Far posto all’altro può arrivare a fare di me una donna di benevolenza e disinteresse.
Far posto all’altro può arrivare a fare di me una cittadina a cui stanno a cuore i diritti altrui prima che i propri.
Far posto all’altro è vivere la cittadinanza nel mondo senza più la voglia di dire la singolarità di me esibendo il singolare della proprietà, ma con la capacità di dire il proprio dell’identità senza il puntello del proprio della proprietà.
Di fronte al proprio dell’identità altrui minacciato, misconosciuto, manipolato e manomesso interrompo e sospendo l’urgenza di vivere per me ed assumo l’inquietante responsabilità per tutto ciò che corrode e attacca l‘Humanunm” nel volto e nell’esistenza altrui.
Far posto all’altro, aprendo la propria esistenza e il proprio modo di essere cittadina di questo mondo, porta ad “obbligarsi all’altro anche unilateralmente” con la speranza che quel gesto sia fecondo e moltiplicatore di altre aperture. Fino a quando ciascuno è ospite ed ospitante insieme. Fino a quando nessuno sta a bussare invano.
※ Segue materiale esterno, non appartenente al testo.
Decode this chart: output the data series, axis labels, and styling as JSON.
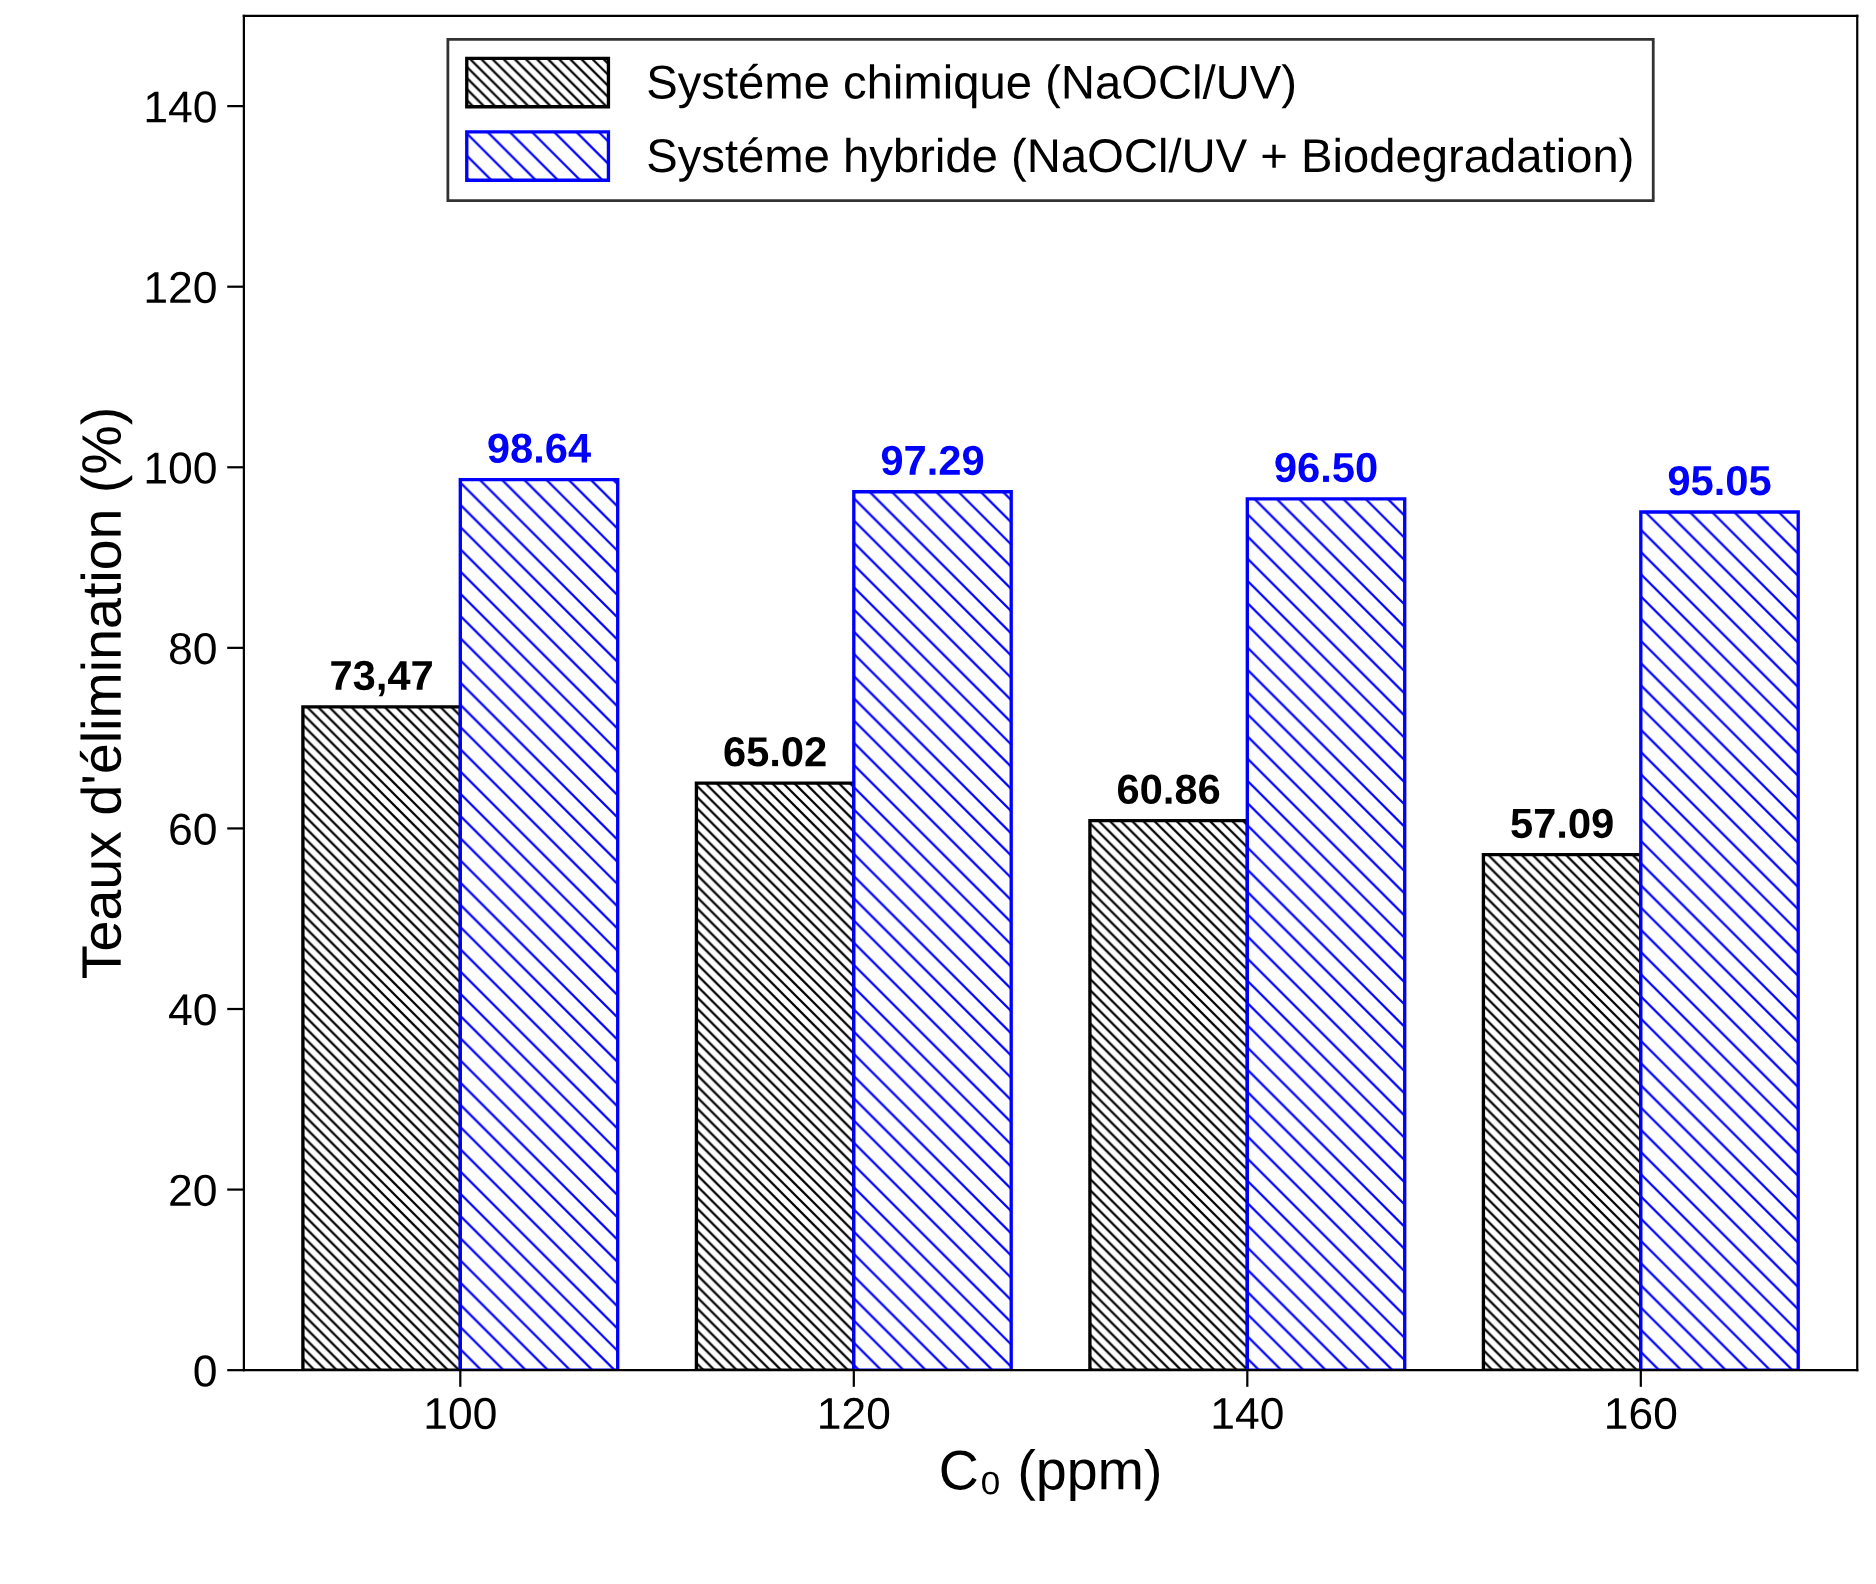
{
  "chart_data": {
    "type": "bar",
    "xlabel": "C₀ (ppm)",
    "ylabel": "Teaux d'élimination (%)",
    "categories": [
      "100",
      "120",
      "140",
      "160"
    ],
    "series": [
      {
        "name": "Systéme chimique (NaOCl/UV)",
        "color": "#000000",
        "values": [
          73.47,
          65.02,
          60.86,
          57.09
        ],
        "value_labels": [
          "73,47",
          "65.02",
          "60.86",
          "57.09"
        ]
      },
      {
        "name": "Systéme hybride (NaOCl/UV + Biodegradation)",
        "color": "#0000ff",
        "values": [
          98.64,
          97.29,
          96.5,
          95.05
        ],
        "value_labels": [
          "98.64",
          "97.29",
          "96.50",
          "95.05"
        ]
      }
    ],
    "ylim": [
      0,
      150
    ],
    "yticks": [
      0,
      20,
      40,
      60,
      80,
      100,
      120,
      140
    ],
    "legend": "top",
    "grid": false
  }
}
Far posto all’altro si impara.
E lo si impara se qualche volta, bussando, qualcuno ci ha aperto. Se abbiamo esperito il calore dell’essere stati accolti, ospitati. Se abbiamo trovato almeno qualche volta il posto giusto dove deporre bagagli e difese. Se abbiamo incontrato qualcuno dalle braccia larghe.
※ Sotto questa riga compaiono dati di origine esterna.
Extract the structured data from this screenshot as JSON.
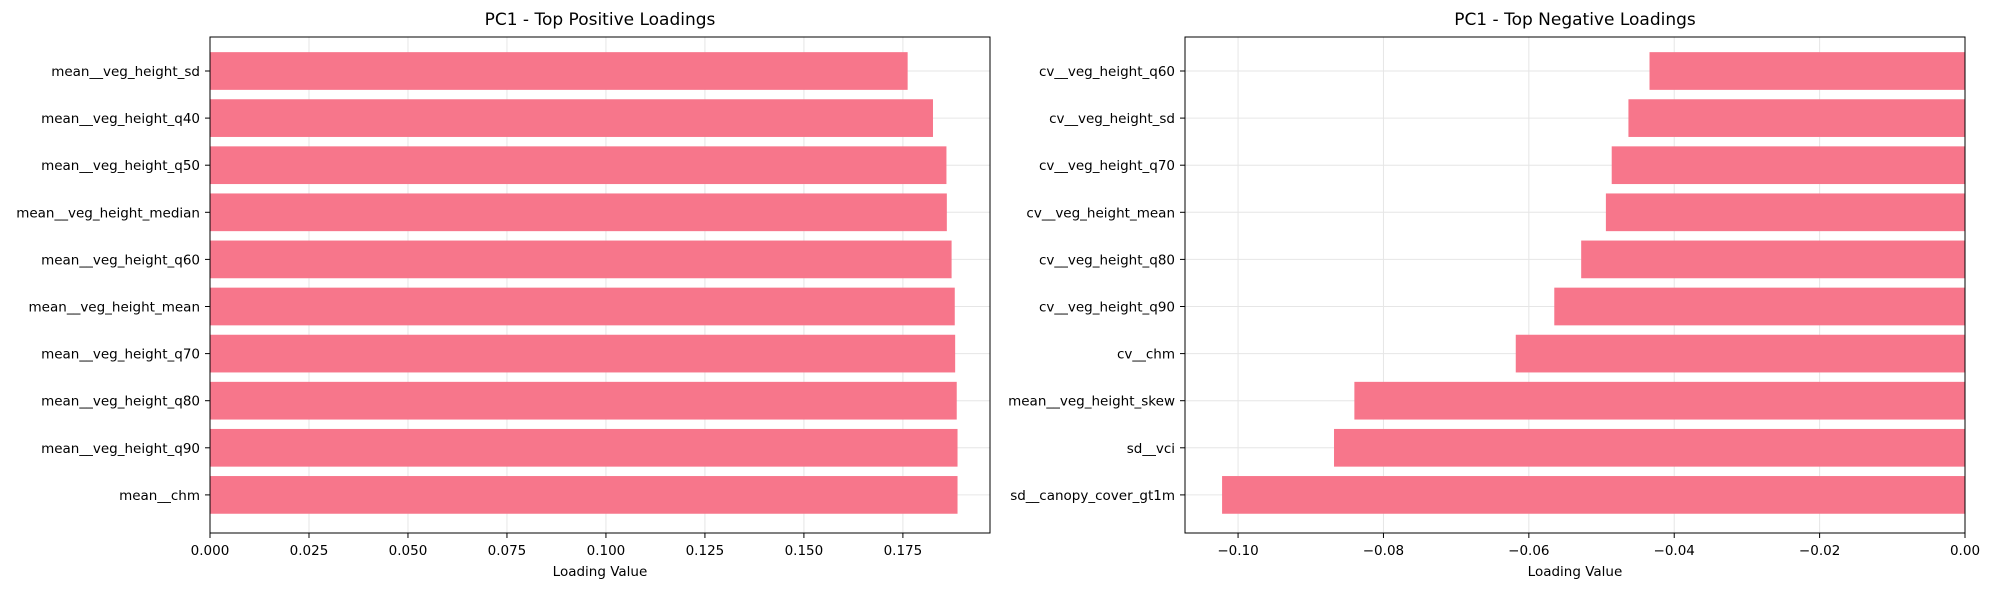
{
  "colors": {
    "bar": "#f7768b"
  },
  "chart_data": [
    {
      "type": "bar",
      "orientation": "horizontal",
      "title": "PC1 - Top Positive Loadings",
      "xlabel": "Loading Value",
      "ylabel": "",
      "grid": true,
      "xlim": [
        0,
        0.197
      ],
      "xticks": [
        0.0,
        0.025,
        0.05,
        0.075,
        0.1,
        0.125,
        0.15,
        0.175
      ],
      "xtick_labels": [
        "0.000",
        "0.025",
        "0.050",
        "0.075",
        "0.100",
        "0.125",
        "0.150",
        "0.175"
      ],
      "categories": [
        "mean__veg_height_sd",
        "mean__veg_height_q40",
        "mean__veg_height_q50",
        "mean__veg_height_median",
        "mean__veg_height_q60",
        "mean__veg_height_mean",
        "mean__veg_height_q70",
        "mean__veg_height_q80",
        "mean__veg_height_q90",
        "mean__chm"
      ],
      "values": [
        0.1762,
        0.1826,
        0.186,
        0.1861,
        0.1873,
        0.1881,
        0.1882,
        0.1886,
        0.1888,
        0.1888
      ]
    },
    {
      "type": "bar",
      "orientation": "horizontal",
      "title": "PC1 - Top Negative Loadings",
      "xlabel": "Loading Value",
      "ylabel": "",
      "grid": true,
      "xlim": [
        -0.1073,
        0.0
      ],
      "xticks": [
        -0.1,
        -0.08,
        -0.06,
        -0.04,
        -0.02,
        0.0
      ],
      "xtick_labels": [
        "−0.10",
        "−0.08",
        "−0.06",
        "−0.04",
        "−0.02",
        "0.00"
      ],
      "categories": [
        "cv__veg_height_q60",
        "cv__veg_height_sd",
        "cv__veg_height_q70",
        "cv__veg_height_mean",
        "cv__veg_height_q80",
        "cv__veg_height_q90",
        "cv__chm",
        "mean__veg_height_skew",
        "sd__vci",
        "sd__canopy_cover_gt1m"
      ],
      "values": [
        -0.0434,
        -0.0463,
        -0.0486,
        -0.0494,
        -0.0528,
        -0.0565,
        -0.0618,
        -0.084,
        -0.0868,
        -0.1022
      ]
    }
  ]
}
Se abbiamo incrociato sguardi in cui prendere il largo…Se abbiamo sperimentato almeno una volta la bellezza di essere presi, contenuti, custoditi, amati così come siamo.
Far posto all’altro si impara.
E lo si impara anche per aver attraversato fino in fondo quanto &e
grave; amaro non aver trovato posto.
E desiderare che ciò non succeda per altri.
E volerlo con tutte le energie, provarci e trovare gioia.
Far posto all’altro si impara in tutti e due i casi perché la vita generosa o dura ce lo può insegnare.
Far posto all’altro si dilata da piccole attenzioni, da piccoli gesti di sollecitudine.
Si dilata piano piano o di colpo.
Si impara con piccoli gesti d’espropriazione. O con un gesto radicale che va rinnovato.
Solo pochi sanno donare tutto all’improvviso, senza un minimo di esercizio.
Per me vale che devo aprire gradualmente la porta di casa per poi arrivare a spalancarla.
Per me vale che devo provarci e riprovarci ogni giorno a far posto agli altri.
Per me vale che ogni altro in cui m’imbatto in qualche modo me lo fa imparare.